UPDATE 4-Kroger outlook disappoints; grocery shares fall
* Q3 adjusted EPS 39 cents tops Wall St view by a penny
* Sees Q4 EPS of 49c-52c, below estimates
* Sees FY EPS $1.88-$1.91; prior view was $1.85-$1.90
* Says sales growth could slow next fiscal year
* Shares fall 6.7 percent (Recasts first paragraph, adds details from call, updates share activity)
LOS ANGELES, Dec 9 (Reuters) - Kroger Co (KR.N) on Tuesday forecast quarterly earnings below Wall Street estimates and said it expects slower sales growth next year as consumers continue to pare spending in the recession.
Shares of the No. 1 U.S. grocery store chain fell 6.7 percent and dragged down rival stocks.
Cincinnati-based Kroger forecast fourth-quarter earnings of 49 cents to 52 cents per share. Analysts on average were expecting 53 cents, according to Reuters Estimates.
"This guidance range considers the cautious mindset of many consumers this holiday season," Kroger said in a statement.
Kroger, which operates stores under its own name as well as Ralphs and Food 4 Less, also said it expects 2009 sales at established supermarkets, excluding renovations, to increase by 3 percent to 5 percent, excluding fuel, down from a projected growth rate of 4.5 percent to 5.5 percent for this year.
The outlook from the grocery industry's strongest performer was a drag on Kroger rivals. Shares of Safeway Inc (SWY.N) fell 6.7 percent, Supervalu Inc (SVU.N) dropped 4.5 percent, and Whole Foods Market Inc (WFMI.O) slid 1.2 percent.
UBS analyst Neil Currie said the stock declines could be partly due to some investors "misinterpreting (Kroger's) usual conservativism as negativity."
Currie, who has a "buy" rating on Kroger shares and no ownership conflicts, called the company's cautious stance on 2009 sales prudent, "especially in this environment."
Identical store sales were up "just a tick below 5 percent" for the first four weeks of the current quarter, Chief Executive David Dillon told analysts on a conference call.
Kroger has benefited from its years-long effort to keep prices at the industry's lower end -- a move that has paid dividends during the current U.S. downturn as cash-strapped consumers look to save money on food.
Kroger executives said on the call that sales of discretionary items like jewelry were slowing even further and that consumers continued to buy lower-priced store-brands.
As shoppers cut back on meals at restaurants, Kroger said it was seeing strong sales in its deli, bakery and prepared food departments.
PROFIT SLIPS
Kroger said net income fell 6.3 percent to $237.7 million, or 36 cents per share, in the third quarter ended on Nov. 8 from $253.8 million, or 37 cents per share, a year earlier.

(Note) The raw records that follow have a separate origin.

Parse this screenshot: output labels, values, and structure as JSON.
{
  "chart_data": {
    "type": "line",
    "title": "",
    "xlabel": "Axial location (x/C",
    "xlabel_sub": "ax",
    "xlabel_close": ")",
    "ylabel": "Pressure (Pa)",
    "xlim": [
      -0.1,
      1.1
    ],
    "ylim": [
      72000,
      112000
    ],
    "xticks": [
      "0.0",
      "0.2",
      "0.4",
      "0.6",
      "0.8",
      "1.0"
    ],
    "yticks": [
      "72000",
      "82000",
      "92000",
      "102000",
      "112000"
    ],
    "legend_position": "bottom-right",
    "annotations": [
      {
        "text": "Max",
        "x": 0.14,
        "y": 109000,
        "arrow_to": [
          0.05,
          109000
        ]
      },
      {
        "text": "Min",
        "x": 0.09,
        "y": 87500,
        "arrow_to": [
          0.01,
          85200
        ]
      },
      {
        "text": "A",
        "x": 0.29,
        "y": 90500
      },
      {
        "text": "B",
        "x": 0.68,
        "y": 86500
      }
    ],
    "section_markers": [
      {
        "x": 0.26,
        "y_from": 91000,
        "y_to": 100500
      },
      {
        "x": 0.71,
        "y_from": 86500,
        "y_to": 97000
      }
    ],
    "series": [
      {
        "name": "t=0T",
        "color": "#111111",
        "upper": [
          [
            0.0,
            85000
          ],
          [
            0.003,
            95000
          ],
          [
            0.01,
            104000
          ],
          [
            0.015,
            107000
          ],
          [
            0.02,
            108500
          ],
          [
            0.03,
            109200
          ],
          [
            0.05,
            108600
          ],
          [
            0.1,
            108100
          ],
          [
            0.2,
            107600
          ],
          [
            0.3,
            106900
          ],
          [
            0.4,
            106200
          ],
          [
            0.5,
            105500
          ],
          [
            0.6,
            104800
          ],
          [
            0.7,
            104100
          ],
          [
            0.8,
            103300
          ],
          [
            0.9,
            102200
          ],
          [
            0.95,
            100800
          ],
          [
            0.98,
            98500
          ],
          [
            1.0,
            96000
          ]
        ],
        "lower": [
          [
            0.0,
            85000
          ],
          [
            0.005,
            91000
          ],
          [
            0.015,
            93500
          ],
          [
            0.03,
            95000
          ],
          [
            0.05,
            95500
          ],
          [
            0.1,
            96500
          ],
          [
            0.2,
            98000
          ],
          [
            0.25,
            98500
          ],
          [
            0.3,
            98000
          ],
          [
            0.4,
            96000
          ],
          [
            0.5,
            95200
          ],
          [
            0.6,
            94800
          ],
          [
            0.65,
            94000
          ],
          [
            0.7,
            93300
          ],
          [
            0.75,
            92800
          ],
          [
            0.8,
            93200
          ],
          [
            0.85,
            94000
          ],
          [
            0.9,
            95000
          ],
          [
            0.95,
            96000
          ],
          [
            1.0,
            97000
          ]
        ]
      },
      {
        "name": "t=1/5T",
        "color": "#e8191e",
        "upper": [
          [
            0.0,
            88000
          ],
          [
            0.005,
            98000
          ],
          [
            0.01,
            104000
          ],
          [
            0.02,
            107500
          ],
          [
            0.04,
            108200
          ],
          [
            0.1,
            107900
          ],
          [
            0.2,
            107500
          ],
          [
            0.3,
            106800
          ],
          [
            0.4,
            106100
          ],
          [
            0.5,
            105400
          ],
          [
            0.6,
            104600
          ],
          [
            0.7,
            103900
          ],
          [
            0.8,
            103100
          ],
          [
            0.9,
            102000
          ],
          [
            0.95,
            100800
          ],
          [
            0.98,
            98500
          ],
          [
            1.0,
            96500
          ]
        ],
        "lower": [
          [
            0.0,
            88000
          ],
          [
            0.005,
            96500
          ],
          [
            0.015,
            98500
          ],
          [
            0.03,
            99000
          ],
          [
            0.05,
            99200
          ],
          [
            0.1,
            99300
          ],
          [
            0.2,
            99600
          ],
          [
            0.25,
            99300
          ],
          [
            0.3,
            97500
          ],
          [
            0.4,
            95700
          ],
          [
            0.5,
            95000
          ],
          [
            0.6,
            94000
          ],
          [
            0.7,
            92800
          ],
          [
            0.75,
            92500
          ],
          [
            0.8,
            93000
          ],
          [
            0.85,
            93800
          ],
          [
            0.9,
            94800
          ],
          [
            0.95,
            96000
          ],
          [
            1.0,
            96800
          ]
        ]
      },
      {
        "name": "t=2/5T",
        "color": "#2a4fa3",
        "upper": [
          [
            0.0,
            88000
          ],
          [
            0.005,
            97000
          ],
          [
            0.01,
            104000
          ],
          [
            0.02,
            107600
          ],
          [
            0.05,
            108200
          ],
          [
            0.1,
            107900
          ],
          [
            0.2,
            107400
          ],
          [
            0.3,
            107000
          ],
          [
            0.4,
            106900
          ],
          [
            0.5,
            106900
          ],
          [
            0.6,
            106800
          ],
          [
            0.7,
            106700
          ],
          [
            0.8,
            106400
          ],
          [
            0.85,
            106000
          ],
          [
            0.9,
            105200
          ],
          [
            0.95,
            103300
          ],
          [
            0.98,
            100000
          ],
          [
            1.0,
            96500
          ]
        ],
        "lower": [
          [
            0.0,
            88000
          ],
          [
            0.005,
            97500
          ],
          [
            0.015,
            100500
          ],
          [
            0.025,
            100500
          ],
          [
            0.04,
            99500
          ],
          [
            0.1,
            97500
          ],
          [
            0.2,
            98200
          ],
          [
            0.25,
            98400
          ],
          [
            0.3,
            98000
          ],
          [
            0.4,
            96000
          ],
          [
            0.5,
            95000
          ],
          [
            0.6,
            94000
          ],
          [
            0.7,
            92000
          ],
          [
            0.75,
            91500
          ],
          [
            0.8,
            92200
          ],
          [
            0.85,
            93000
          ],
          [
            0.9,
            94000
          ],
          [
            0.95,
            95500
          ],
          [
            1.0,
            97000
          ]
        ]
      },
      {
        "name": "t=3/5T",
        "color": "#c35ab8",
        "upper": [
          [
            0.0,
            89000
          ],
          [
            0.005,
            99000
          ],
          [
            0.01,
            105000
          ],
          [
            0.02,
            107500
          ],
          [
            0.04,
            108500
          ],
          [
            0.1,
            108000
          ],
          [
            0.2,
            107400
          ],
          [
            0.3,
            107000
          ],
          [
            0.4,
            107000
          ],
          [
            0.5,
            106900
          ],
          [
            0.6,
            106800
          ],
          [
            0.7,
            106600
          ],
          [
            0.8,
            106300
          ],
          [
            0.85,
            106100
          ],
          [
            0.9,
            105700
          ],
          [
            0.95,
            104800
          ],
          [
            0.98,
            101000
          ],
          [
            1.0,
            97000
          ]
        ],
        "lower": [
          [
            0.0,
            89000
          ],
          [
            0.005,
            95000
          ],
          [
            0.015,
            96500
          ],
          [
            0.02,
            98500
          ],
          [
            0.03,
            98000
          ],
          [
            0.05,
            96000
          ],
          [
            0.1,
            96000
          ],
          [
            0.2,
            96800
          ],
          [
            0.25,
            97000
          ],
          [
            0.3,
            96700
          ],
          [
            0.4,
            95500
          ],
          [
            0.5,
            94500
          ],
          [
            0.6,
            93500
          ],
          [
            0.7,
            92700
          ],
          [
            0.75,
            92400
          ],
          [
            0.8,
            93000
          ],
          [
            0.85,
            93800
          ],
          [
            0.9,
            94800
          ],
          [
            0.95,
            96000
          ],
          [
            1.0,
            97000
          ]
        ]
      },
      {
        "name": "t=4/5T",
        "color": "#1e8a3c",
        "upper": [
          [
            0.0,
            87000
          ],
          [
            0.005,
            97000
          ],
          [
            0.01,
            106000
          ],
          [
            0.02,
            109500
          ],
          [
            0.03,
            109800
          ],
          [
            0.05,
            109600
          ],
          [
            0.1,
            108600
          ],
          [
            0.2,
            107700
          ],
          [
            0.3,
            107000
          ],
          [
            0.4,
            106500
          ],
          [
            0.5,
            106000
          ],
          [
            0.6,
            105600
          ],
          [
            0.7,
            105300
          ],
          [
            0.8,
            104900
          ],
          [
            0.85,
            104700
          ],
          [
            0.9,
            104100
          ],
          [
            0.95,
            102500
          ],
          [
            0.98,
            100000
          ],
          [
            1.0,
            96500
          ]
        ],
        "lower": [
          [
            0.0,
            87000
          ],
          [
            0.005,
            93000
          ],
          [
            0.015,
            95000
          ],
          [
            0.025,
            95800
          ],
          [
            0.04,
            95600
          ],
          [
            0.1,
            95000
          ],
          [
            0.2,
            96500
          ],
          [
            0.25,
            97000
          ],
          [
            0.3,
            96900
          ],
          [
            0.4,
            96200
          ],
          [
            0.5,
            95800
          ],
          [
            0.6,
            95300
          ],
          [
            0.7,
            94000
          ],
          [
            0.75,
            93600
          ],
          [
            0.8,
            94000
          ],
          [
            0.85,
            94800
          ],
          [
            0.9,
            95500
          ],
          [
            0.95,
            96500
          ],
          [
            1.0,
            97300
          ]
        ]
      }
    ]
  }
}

Excluding special items, Kroger earned 39 cents a share, while analysts on average were expecting 38 cents, according to Reuters Estimates.
Total sales at the company, which also operates the Littman and Barclay jewelry chains, rose to $17.58 billion from $16.14 billion. The analysts' average estimate was $17.56 billion.
Kroger said identical-supermarket sales rose 7.8 percent with fuel and 5.6 percent without fuel from a year earlier.
Higher margins on gasoline helped results in the third quarter, while a charge related to inventory valuation came in higher than expected.
Kroger raised its earnings outlook for the full year to a range of $1.88 to $1.91 per share, excluding a 3-cent charge for the effects of Hurricane Ike. Its prior forecast was $1.85 to $1.90.